E due. Dopo la batosta del referendum, la destra nostrana incassa anche la sconfitta di Orbán, l’autocrate di riferimento per chi vuole meno Stato, meno Europa e meno controlli al Governo. Meloni e Salvini lo hanno sostenuto, ma anche stavolta – come nel nostro referendum – sono stati i giovani a rovinare la festa a chi vuole comandare senza divisione dei poteri. Ora manca solo il tonfo del traballante Trump per confezionare una tripletta preziosa per la vittoria della sinistra nelle prossime elezioni politiche, sempre che riesca a unirsi nel programma e nel leader. 

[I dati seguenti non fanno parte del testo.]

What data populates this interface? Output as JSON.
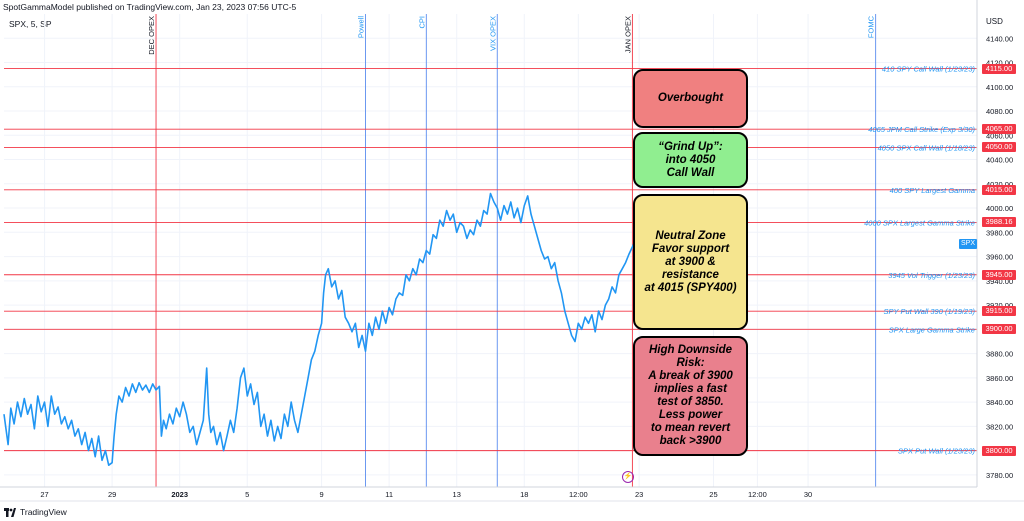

A destra è più facile compattarsi: basta buttarla su Dio, Patria e famiglia, più una strizzata d'occhio agli evasori e l’elettorato si accontenta. A sinistra, invece, serve fissare 10 punti - unitari e chiari - per rendere meno dura la vita di chi fatica. Ci sono. Abbiamo giovani stanchi di lavoretti, coppie sterilizzate dalla precarietà, anziani stufi di non potersi curare e un vento di speranza che sta asciugando la rassegnazione. Vedremo. Per ora, godiamoci il ritorno dell’Ungheria alla piena democrazia e un Danubio blu-Europa.